Aussi est-il naturel que ces observations aient donné naissance à un second groupe de théories physiologiques des névroses. Le Dr Savill en particulier, dans son livre « Clinical lectures on neurasthenia », 1906, fait observer que de sérieuses modifications de fonctions peuvent se présenter sans modification de la structure de l'organe quand il y a insuffisance de la quantité de sang qui y coule et que cette quan­tité est réglée par les vaso-moteurs. Dans les attaques de nerfs, dit-il, il est probable qu'il y a anémie du cerveau en même temps que congestion de J'aire splanchnique. La plupart des névroses dépendent de troubles circulatoires de ce genre et peuvent être appelées justement névroses vaso-motrices ou angio-névroses.

Les études sur les glandes à sécrétion interne ont montré que des troubles psychologiques peuvent faire partie des symptômes déterminés par les altérations de ces glandes. D'autre part beaucoup de névropathes présentent des symptômes analo­gues à ceux qui sont observés dans les troubles de ces sécrétions : des symptômes d'hypo ou d'hyper-thyroïdisme accompagnent souvent les dépressions et les obses­sions. Les modifications si intéressantes des névroses au cours de la grossesse peuvent être interprétées de la même manière par des transformations dans les sécré­tions ovariennes et thyroïdiennes.

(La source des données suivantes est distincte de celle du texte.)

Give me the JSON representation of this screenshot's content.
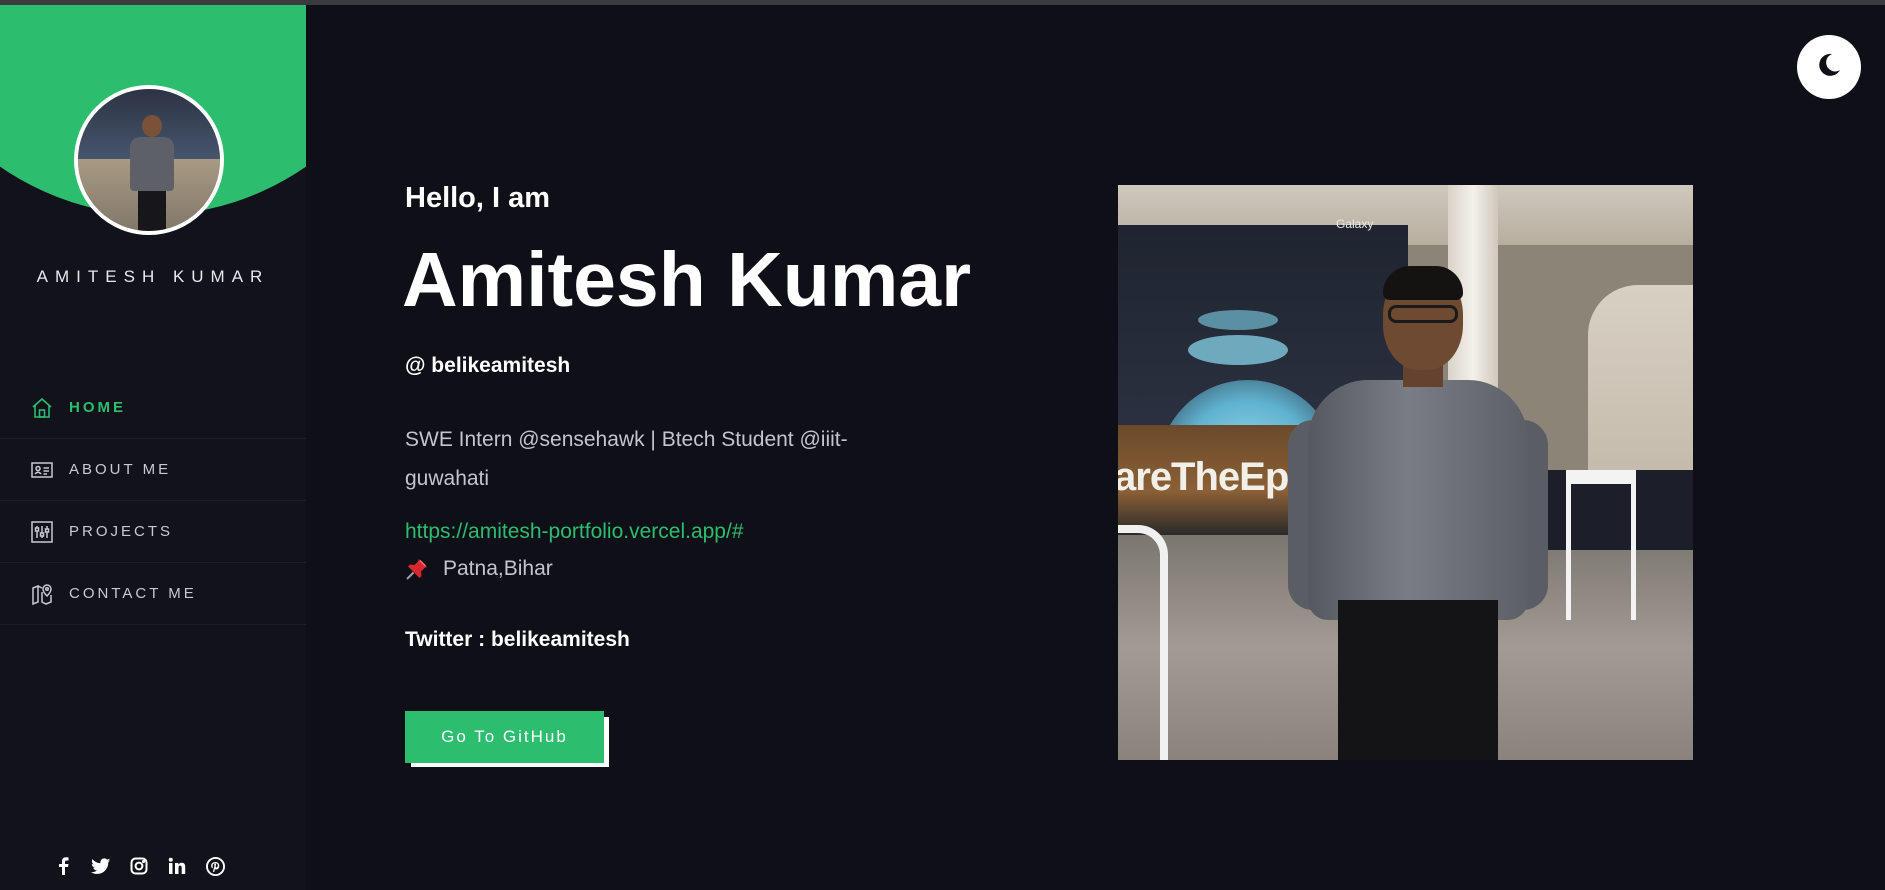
{
  "sidebar": {
    "name": "AMITESH KUMAR",
    "nav": [
      {
        "label": "HOME",
        "icon": "home-icon",
        "active": true
      },
      {
        "label": "ABOUT ME",
        "icon": "id-card-icon",
        "active": false
      },
      {
        "label": "PROJECTS",
        "icon": "sliders-icon",
        "active": false
      },
      {
        "label": "CONTACT ME",
        "icon": "map-pin-icon",
        "active": false
      }
    ],
    "socials": [
      "facebook-icon",
      "twitter-icon",
      "instagram-icon",
      "linkedin-icon",
      "pinterest-icon"
    ]
  },
  "theme_toggle": {
    "icon": "moon-icon"
  },
  "hero": {
    "greeting": "Hello, I am",
    "name": "Amitesh Kumar",
    "handle": "@ belikeamitesh",
    "bio": "SWE Intern @sensehawk | Btech Student @iiit-guwahati",
    "website": "https://amitesh-portfolio.vercel.app/#",
    "location": "Patna,Bihar",
    "twitter": "Twitter : belikeamitesh",
    "button_label": "Go To GitHub"
  },
  "portrait": {
    "brand_text": "Galaxy",
    "stage_text": "areTheEp"
  },
  "colors": {
    "accent": "#2dbd6e",
    "background": "#0f0f17",
    "sidebar": "#11121a"
  }
}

Puisque les névroses nous paraissent être des troubles dans l'évolution de l'indi­vidu, il est naturel de les rattacher à des modifications d'organes qui ont précisément pour rôle de régler l'évolution de l'organisme. MM. Léopold Lévy et de Rothschild qui ont spécialement étudié le corps thyroïde considèrent le neuro-arthritisme comme un déséquilibre thyroïdien. L'hérédité du tempérament arthritique serait une hérédité thyroïdienne : « le corps thyroïde peut être comparé à une source d'énergie capable de mettre en mouvement le système nerveux, mais qui ne saurait donner des qualités à ce moteur, » comme la névrose n'est pas une défectuosité dans le moteur lui-même, mais qu'elle consiste surtout en une diminution de tension dans l'activité du moteur, en une sorte d'hypofonctionnement, elle semble d'après ces auteurs devoir être consi­dérée avant tout comme une insuffisance du corps thyroïde.

Ces dernières théories circulatoires et glandulaires des névroses me paraissent fort importantes et il n'est pas impossible que l'interprétation physiologique des névroses ne doive peu à peu s'orienter dans cette direction.

Enfin les recherches récentes sur le fonctionnement du sympathique indiquent de nouvelles directions d'étude : il n'est pas difficile de rapprocher de nombreux symp­tômes névropathiques de ceux que l'on observe tantôt chez les sujets considérés comme vagotoniques, tantôt chez les sympathico-toniques.

Sans doute ces interprétations et les traitements qui en dérivent sont le plus souvent déterminés par des études uniquement physiologiques. Mais quand ils sont proposés à propos de symptômes psychologiques et à propos des relations qui unis­sent les modifications de la conduite avec tel ou tel état des viscères ils se trouvent bien aux frontières de la psychothérapie.